Il nostro è il tempo delle paure e delle solitudini.

Siamo cresciuti credendo che il mondo fosse definitivo. L’irruenza di cambiamenti radicali ha generato una paura diffusa e un acuto senso di solitudine e di insicurezza.

Zygmunt Bauman ha parlato di vulnerabilità. Certo, le questioni irrisolte non sono poche, dal terrorismo all’insicurezza sociale, alle migrazioni. Non sempre le nostre paure sono commisurate a pericoli effettivi, ma ciò non rende il fenomeno meno grave, tutt’altro. Sono questioni che vogliamo e dobbiamo affrontare, cercando di interpretarne la complessità.

La paura non è solo un fatto intimo e personale, sta diventando sempre più un fatto sociale. Sono altri a dirci cosa e quanto ci deve fare paura, perché la paura provoca tensione, uno stato di allerta continuo, un senso di offuscamento della realtà. La strumentalizzazione della paura ci spinge a chiuderci in noi stessi e ad alzare barriere verso gli altri o, nel caso peggiore, a chiedere a terzi che una qualche barriera venga alzata tra noi e ciò che ci terrorizza.

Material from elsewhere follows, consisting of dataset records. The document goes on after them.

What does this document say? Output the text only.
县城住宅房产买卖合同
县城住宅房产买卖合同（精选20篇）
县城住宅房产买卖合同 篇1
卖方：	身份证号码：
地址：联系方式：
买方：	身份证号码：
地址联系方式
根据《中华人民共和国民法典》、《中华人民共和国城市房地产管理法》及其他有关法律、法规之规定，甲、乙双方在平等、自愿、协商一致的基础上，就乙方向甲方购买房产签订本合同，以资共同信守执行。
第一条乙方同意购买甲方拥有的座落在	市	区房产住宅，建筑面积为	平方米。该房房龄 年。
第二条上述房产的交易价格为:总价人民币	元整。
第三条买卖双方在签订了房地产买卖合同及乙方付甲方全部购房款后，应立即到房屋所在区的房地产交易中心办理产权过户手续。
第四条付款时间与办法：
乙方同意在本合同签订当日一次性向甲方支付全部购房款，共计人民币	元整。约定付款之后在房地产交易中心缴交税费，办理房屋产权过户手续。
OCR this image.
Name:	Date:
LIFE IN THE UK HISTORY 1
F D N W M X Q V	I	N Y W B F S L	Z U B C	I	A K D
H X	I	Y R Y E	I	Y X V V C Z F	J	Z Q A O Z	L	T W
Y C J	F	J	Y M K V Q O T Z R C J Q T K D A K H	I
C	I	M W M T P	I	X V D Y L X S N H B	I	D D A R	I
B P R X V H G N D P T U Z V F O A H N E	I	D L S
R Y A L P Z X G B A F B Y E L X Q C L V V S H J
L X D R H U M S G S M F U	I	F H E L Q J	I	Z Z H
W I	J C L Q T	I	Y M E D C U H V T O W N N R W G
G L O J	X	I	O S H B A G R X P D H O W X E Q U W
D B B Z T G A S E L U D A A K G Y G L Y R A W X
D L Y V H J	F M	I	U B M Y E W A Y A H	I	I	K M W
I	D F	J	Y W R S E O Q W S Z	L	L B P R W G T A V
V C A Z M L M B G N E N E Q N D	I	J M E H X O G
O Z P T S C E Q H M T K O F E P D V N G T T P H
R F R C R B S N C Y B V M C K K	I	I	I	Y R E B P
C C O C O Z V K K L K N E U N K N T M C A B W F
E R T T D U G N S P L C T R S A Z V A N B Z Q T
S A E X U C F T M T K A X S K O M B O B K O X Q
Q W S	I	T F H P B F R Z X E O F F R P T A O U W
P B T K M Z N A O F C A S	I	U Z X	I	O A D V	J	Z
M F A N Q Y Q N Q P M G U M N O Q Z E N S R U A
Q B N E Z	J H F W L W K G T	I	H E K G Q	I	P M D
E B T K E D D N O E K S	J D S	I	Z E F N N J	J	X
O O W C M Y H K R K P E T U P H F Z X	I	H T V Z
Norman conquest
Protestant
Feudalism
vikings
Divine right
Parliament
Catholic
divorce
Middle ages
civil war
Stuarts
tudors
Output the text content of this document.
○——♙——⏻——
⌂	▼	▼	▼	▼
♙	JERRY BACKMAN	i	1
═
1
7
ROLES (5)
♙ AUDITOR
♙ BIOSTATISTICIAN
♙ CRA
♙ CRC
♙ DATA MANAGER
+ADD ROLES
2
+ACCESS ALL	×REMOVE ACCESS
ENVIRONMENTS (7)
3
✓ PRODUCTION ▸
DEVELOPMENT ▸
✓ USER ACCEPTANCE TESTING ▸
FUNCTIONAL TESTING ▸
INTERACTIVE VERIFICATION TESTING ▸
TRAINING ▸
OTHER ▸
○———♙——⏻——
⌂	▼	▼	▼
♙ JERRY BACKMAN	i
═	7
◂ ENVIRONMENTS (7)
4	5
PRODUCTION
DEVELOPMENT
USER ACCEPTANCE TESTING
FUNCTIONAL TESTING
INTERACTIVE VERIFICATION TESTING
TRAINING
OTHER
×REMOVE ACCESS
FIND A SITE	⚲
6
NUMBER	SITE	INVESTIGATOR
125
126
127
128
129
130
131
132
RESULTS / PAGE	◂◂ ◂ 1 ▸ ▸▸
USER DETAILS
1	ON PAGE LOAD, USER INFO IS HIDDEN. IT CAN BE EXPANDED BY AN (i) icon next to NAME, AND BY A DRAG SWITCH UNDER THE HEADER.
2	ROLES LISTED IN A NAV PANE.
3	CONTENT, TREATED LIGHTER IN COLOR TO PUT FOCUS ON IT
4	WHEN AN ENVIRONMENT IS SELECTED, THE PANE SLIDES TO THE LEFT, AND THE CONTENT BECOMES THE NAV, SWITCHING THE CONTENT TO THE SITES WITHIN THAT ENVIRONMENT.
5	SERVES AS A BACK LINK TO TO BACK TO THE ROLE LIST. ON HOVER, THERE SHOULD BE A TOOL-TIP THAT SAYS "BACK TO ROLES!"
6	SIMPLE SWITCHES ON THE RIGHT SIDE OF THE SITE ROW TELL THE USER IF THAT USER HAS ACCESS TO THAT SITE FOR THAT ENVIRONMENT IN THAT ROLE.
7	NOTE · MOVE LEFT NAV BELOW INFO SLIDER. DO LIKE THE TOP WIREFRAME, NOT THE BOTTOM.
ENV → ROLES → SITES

È esattamente in questo meccanismo che si insinua l’uso politico della paura. In larga parte incapaci di fornire soluzioni concrete, alcuni politici fomentano sapientemente le paure, dipingendo pericoli imminenti e dichiarando che il loro obiettivo è proprio quello di far fronte al senso di insicurezza che hanno creato. Gli imprenditori della paura puntano ad evitare soluzioni concrete e possibili per far leva direttamente sull’indebolimento della nostra comunità civile e disegnano scenari apocalittici a cui rispondere con ricette tanto rumorose quanto irrealizzabili.

Di fronte a tutto ciò cosa possiamo fare? Se siamo in una stanza buia e abbiamo paura, accendiamo la luce e la paura svanisce. È ciò che non conosciamo che ci fa più paura. Non conosciamo il nostro futuro, non conosciamo “l’altro”, il diverso da noi. Allora accendiamo la luce, approfondiamo, studiamo, conosciamo!

Accendiamo la luce. Su di noi, sulle persone che vivono con noi, sulle loro storie. Accendiamo la luce dei tanti spazi vuoti, chiusi o abbandonati delle nostre città. Il loro buio genera paure e insicurezza. La cultura può infondere loro nuova vita.

La cultura non è soltanto conoscenza del passato (che già ci indicherebbe gli errori da evitare), è anche disposizione verso la creatività: soltanto immaginandola possiamo costruire una società che sostituisca desideri a incubi, alleanze a rivalità, cooperazione a concorrenza.